Peter O’Brien, chair of the board of trustees, Cancer Fund for Children, young ambassador Alex McEleney and Seamus Parle, district governor of Rotary Ireland, pictured at Rotary Ireland’s annual conference, where delegates were updated on the charity's plans for a new centre in Cong.

Rotary Ireland conference hears about plans for Cancer Fund for Children’s new Mayo centre

ROTARY Ireland welcomed 240 delegates from all over Ireland and as far away as Australia, Africa, the USA and Great Britain to its annual conference at the Royal Marine Hotel in Dun Laoghaire. It was the organisation's 75th annual conference and the theme of the event was sustainability.

The conference heard from a range of speakers involved in caring for different aspects of our environment, including Dr. Matthew Jebb, director of the National Botanic Gardens in Dublin.

Rotary Ireland’s chosen charity this year is Cancer Fund for Children and two of the key speakers at the conference were Peter O’Brien, chair of the board of trustees, and 18-year-old Alex McEleney from Dublin who was diagnosed with leukaemia when he was just 11.

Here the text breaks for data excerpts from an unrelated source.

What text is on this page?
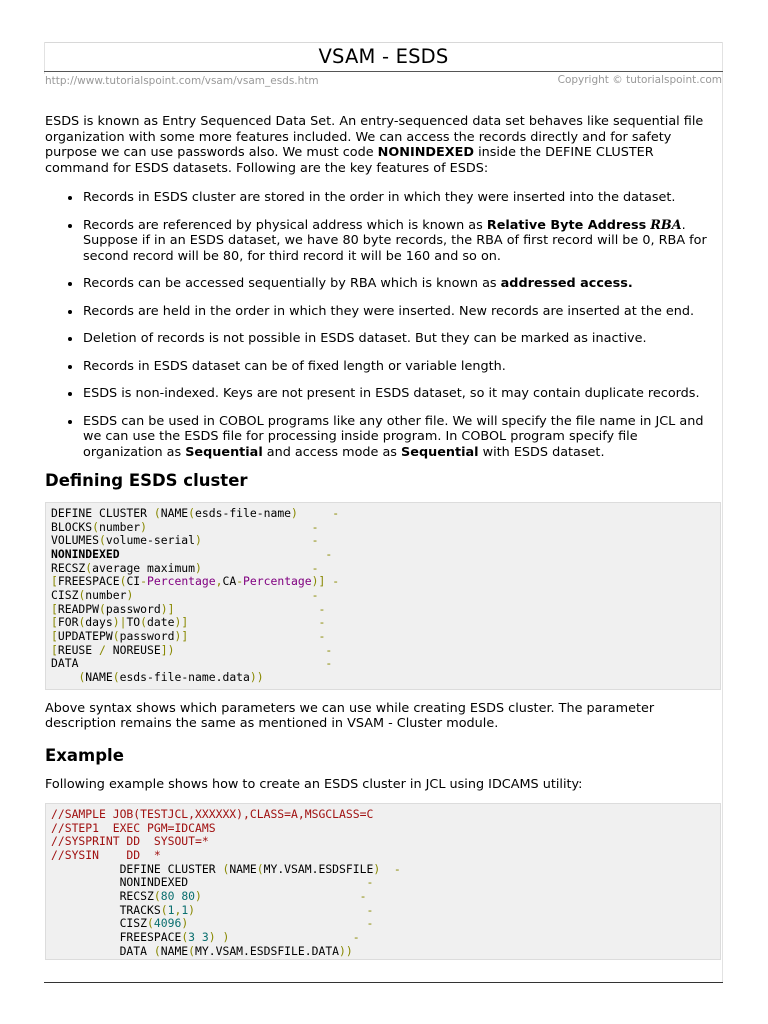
VSAM - ESDS
http://www.tutorialspoint.com/vsam/vsam_esds.htm	Copyright © tutorialspoint.com

ESDS is known as Entry Sequenced Data Set. An entry-sequenced data set behaves like sequential file organization with some more features included. We can access the records directly and for safety purpose we can use passwords also. We must code NONINDEXED inside the DEFINE CLUSTER command for ESDS datasets. Following are the key features of ESDS:

Records in ESDS cluster are stored in the order in which they were inserted into the dataset.
Records are referenced by physical address which is known as Relative Byte Address RBA. Suppose if in an ESDS dataset, we have 80 byte records, the RBA of first record will be 0, RBA for second record will be 80, for third record it will be 160 and so on.
Records can be accessed sequentially by RBA which is known as addressed access.
Records are held in the order in which they were inserted. New records are inserted at the end.
Deletion of records is not possible in ESDS dataset. But they can be marked as inactive.
Records in ESDS dataset can be of fixed length or variable length.
ESDS is non-indexed. Keys are not present in ESDS dataset, so it may contain duplicate records.
ESDS can be used in COBOL programs like any other file. We will specify the file name in JCL and we can use the ESDS file for processing inside program. In COBOL program specify file organization as Sequential and access mode as Sequential with ESDS dataset.
Defining ESDS cluster
DEFINE CLUSTER (NAME(esds-file-name)	-
BLOCKS(number)	-
VOLUMES(volume-serial)	-
NONINDEXED	-
RECSZ(average maximum)	-
[FREESPACE(CI-Percentage,CA-Percentage)] -
CISZ(number)	-
[READPW(password)]	-
[FOR(days)|TO(date)]	-
[UPDATEPW(password)]	-
[REUSE / NOREUSE])	-
DATA	-
(NAME(esds-file-name.data))

Above syntax shows which parameters we can use while creating ESDS cluster. The parameter description remains the same as mentioned in VSAM - Cluster module.

Example

Following example shows how to create an ESDS cluster in JCL using IDCAMS utility:

//SAMPLE JOB(TESTJCL,XXXXXX),CLASS=A,MSGCLASS=C
//STEP1  EXEC PGM=IDCAMS
//SYSPRINT DD  SYSOUT=*
//SYSIN    DD  *
DEFINE CLUSTER (NAME(MY.VSAM.ESDSFILE) -
NONINDEXED	-
RECSZ(80 80)	-
TRACKS(1,1)	-
CISZ(4096)	-
FREESPACE(3 3) )	-
DATA (NAME(MY.VSAM.ESDSFILE.DATA))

Peter interviewed Alex about the last seven years of intense treatment, the two relapses he experienced, and his journey to becoming a young ambassador for the charity.

Cancer Fund for Children has a residential centre in County Down which provides young people with cancer and their families from all over Ireland with a place where they can relax and spend time together.

Peter outlined to the conference their plans for a second centre in Cong, which will enable the charity to increase the number of children and parents it supports each year from 1,800 to 4,000.

Plans for the centre, which will cost around €20 million to build, are well advanced.